LEARNING-BY-WATCHING AS CONCEPT AND AS A REASON TO CHOOSE PROFESSIONAL HIGHER DESIGN EDUCATION

DS82: Proceedings of the 17th International Conference on Engineering and Product Design Education (E&PDE15), Great Expectations: Design Teaching, Research & Enterprise, Loughborough, UK, 03-04.09.2015

Year: 2015
Editor: Guy Bingham, Darren Southee, John McCardle, Ahmed Kovacevic, Erik Bohemia, Brian Parkinson
Author: Reitan, Janne Beate
Series: E&PDE
Institution: Oslo and Akershus University College of Applied Sciences, Faculty of Technology, Art and Design
Section: Problem Based Learning
Page(s): 512-517
ISBN: 978-1-904670-62-9

Abstract

This paper discusses the concept of learning-by-watching, defined as learning through visual
observation and critically connected to Dewey’s concept of learning-by-doing. It then presents and
discusses learning-by-watching as a reason for choosing professional higher design education based on
a questionnaire given to novice university students in their first year at three different Norwegian
institutions of design education.
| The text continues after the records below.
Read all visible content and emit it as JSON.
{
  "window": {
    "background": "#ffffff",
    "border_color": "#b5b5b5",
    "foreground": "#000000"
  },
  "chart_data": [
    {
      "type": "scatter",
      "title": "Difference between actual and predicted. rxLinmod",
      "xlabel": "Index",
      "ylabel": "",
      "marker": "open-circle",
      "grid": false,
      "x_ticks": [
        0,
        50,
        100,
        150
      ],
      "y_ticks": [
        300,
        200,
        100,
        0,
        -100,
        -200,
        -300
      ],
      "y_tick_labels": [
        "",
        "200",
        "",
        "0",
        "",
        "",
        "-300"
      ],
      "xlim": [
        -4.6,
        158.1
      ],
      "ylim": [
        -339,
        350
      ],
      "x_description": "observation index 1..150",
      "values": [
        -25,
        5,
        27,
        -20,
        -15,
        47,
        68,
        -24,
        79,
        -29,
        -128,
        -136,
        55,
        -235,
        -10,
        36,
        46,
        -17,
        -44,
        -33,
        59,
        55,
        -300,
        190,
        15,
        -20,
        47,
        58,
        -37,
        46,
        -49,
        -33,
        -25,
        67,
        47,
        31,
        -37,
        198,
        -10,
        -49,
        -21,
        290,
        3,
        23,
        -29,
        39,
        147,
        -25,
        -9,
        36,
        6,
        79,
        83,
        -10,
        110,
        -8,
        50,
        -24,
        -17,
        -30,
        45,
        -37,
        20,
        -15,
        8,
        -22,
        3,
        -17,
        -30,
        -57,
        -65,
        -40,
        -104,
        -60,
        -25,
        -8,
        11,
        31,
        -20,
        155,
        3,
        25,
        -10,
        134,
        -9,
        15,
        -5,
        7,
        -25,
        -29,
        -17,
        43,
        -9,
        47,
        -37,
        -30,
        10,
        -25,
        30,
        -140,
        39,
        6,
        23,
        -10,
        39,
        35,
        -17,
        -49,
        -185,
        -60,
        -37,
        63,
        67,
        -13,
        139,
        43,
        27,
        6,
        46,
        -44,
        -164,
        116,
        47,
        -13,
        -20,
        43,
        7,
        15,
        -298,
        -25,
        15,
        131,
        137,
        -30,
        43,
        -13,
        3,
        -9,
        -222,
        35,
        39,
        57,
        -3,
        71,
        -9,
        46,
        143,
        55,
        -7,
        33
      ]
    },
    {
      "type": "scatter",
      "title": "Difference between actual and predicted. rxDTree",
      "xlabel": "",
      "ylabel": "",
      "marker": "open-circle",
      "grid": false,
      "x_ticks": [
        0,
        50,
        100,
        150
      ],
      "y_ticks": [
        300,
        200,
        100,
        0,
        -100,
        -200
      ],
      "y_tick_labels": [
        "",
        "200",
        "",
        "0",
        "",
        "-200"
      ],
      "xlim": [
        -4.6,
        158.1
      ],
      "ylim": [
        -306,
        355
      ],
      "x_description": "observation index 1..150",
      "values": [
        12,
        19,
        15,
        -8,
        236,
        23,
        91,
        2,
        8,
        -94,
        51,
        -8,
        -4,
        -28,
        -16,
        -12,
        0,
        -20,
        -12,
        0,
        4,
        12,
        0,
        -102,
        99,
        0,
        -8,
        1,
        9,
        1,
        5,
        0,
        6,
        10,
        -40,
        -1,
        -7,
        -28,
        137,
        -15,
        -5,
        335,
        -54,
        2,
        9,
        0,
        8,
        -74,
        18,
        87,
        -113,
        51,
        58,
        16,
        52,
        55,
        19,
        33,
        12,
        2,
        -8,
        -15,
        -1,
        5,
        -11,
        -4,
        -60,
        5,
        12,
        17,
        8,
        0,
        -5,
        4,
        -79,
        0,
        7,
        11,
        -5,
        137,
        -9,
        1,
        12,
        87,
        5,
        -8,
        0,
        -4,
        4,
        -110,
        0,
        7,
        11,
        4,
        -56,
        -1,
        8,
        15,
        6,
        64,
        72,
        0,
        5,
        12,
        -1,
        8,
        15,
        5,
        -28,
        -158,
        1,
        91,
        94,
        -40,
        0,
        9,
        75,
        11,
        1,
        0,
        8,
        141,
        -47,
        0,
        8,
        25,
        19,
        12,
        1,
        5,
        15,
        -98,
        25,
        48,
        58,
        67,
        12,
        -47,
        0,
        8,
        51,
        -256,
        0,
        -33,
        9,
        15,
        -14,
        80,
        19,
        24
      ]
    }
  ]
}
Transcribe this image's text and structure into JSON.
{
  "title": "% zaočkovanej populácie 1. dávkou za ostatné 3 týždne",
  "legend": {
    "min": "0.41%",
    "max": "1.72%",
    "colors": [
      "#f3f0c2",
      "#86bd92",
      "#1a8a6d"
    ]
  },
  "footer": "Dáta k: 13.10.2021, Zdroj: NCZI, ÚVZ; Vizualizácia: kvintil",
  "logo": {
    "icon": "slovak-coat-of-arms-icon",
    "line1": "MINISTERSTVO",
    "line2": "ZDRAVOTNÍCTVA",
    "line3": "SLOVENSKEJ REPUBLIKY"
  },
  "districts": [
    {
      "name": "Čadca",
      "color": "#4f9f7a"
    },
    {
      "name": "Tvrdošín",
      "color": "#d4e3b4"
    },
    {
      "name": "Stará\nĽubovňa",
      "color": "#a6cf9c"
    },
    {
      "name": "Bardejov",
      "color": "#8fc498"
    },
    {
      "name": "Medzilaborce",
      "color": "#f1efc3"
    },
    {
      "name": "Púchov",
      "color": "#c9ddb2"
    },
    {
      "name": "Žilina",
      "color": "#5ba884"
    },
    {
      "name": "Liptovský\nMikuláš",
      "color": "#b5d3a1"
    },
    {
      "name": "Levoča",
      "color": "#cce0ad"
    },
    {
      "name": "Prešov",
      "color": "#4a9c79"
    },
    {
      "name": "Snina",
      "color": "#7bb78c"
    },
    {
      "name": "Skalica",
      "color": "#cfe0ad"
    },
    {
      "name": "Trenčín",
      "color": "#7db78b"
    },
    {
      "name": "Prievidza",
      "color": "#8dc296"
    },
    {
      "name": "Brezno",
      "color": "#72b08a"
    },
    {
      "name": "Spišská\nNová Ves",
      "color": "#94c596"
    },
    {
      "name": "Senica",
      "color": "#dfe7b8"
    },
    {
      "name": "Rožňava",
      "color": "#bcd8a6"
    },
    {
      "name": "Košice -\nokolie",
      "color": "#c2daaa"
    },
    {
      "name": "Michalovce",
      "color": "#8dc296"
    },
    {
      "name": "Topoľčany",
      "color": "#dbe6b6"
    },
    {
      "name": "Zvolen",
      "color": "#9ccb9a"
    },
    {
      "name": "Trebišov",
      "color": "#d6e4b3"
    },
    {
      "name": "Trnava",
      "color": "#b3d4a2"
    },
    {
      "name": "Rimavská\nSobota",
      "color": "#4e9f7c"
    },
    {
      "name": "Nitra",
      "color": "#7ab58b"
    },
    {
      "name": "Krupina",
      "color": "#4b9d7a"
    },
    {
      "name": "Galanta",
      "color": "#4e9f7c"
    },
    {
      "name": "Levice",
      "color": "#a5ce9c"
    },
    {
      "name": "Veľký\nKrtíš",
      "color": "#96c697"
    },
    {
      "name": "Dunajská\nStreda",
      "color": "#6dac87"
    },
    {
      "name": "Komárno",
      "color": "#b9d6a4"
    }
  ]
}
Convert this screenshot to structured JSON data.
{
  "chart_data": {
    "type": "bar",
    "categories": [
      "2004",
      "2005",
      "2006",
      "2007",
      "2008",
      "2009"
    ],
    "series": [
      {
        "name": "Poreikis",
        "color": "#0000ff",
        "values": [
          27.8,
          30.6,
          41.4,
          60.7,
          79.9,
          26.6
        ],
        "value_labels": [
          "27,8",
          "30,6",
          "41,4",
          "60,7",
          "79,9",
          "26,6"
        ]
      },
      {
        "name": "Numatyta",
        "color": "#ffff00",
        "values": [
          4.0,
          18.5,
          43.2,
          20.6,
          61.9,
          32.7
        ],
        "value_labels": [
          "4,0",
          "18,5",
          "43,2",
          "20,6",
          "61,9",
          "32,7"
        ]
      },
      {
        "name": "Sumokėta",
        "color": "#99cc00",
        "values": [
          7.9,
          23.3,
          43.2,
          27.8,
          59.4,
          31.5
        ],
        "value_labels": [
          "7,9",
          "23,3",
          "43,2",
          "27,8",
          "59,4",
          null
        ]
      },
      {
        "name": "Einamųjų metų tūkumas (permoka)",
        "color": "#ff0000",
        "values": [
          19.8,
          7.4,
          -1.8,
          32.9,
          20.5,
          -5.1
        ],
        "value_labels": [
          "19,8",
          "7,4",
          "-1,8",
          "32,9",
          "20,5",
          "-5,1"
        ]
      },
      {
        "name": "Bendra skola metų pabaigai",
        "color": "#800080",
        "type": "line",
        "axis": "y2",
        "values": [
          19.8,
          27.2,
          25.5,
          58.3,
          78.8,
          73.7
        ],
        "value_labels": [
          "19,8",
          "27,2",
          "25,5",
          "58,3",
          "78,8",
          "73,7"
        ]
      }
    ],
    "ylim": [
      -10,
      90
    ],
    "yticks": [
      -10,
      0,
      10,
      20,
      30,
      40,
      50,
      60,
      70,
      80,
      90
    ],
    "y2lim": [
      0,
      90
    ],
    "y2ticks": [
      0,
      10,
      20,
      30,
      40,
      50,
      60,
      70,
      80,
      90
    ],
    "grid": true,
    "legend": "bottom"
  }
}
The research concludes that watching family and professional
designers seems important, but none of the students mention observing design teachers at previous
schools as a reason for their choice to pursue professional higher design education. This finding could
indicate that design teachers in Norway continue to follow the Forming doctrine, where showing
students how to design was nearly forbidden

Keywords: Learning-by-watching, learning-by-doing, John Dewey, professional higher design education.